The U.S. State Department announced a $10 million reward on Friday for information about the whereabouts of Iran’s new supreme leader, Mojtaba Khamenei.

The department’s Rewards for Justice program placed a bounty on 10 of Iran’s most senior remaining leaders, including Khamenei and Ali Larijani, secretary of Iran’s Supreme National Security Council and the country’s top security official.

“These individuals command and direct various elements of Iran’s Islamic Revolutionary Guard Corps, which plans, organizes and executes terrorism around the world,” the department stated.

The Rewards for Justice Program has previously offered bounties for terrorists like former al-Qaeda leaders Osama bin Laden and Ayman al-Zawahiri. Syrian President Ahmed al-Sharaa was the subject of a $10 million reward under the program until he was removed in 2024.

Five of the people designated on Friday are listed by their titles with no name or photograph, including “secretary of the defense council” and “the IRGC commander.”

The United States and Israel have killed many of Iran’s top leaders, including former IRGC commander Mohammad Pakpour and Ayatollah Ali Khamenei, the former supreme leader and Mojtaba’s father.

Larijani posted a video of Iranian President Masoud Pezeshkian walking in Tehran on Friday for the country’s annual Quds Day demonstrations against Israel and taunted U.S. Defense Secretary Pete Hegseth’s claim that Iranian leaders were hiding underground.

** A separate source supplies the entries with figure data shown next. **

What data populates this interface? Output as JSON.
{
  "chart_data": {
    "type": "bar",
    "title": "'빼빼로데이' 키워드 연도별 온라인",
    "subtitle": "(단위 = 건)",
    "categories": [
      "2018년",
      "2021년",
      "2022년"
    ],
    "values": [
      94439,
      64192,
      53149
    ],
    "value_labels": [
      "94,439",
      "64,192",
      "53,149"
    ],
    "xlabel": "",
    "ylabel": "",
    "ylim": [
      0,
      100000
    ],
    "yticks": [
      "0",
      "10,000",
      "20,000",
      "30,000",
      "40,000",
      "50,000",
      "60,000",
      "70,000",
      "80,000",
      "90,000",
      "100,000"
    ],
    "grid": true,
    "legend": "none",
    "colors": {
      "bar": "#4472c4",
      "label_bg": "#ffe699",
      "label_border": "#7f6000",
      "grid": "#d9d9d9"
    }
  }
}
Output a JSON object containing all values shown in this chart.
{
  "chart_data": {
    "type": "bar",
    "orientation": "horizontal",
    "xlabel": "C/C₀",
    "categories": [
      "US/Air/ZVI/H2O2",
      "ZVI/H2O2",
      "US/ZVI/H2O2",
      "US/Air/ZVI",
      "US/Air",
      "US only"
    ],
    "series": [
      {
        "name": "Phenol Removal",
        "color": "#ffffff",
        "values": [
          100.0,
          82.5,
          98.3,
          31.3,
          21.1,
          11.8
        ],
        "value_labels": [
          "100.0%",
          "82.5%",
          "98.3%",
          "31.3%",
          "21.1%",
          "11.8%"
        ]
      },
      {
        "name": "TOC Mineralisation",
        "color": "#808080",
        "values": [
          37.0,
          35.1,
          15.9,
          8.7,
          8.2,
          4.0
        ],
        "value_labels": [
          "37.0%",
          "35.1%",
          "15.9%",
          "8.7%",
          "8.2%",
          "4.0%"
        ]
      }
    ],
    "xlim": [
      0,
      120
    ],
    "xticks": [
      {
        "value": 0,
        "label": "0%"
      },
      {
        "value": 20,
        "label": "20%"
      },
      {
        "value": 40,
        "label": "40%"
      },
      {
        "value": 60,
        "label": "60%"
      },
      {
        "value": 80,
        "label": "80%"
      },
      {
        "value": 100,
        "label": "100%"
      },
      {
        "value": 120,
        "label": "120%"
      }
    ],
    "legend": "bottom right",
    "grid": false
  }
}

“Mr. Hegseth, our leaders have been, and still are, among the people,” Larijani wrote. “But your leaders? On Epstein’s island!”

Larijani also did a live interview with Iranian media during the march.

U.S. President Donald Trump told Fox News in an interview that aired Friday morning that he believed Mojtaba Khamenei, who has not appeared in public since he was elevated to supreme leader, was wounded.

“I think he’s damaged, but I think he’s probably alive in some form,” Trump said.

The U.S. president told reporters that he intends to read his agreement with the Iranian regime “word by word” publicly to set the record straight.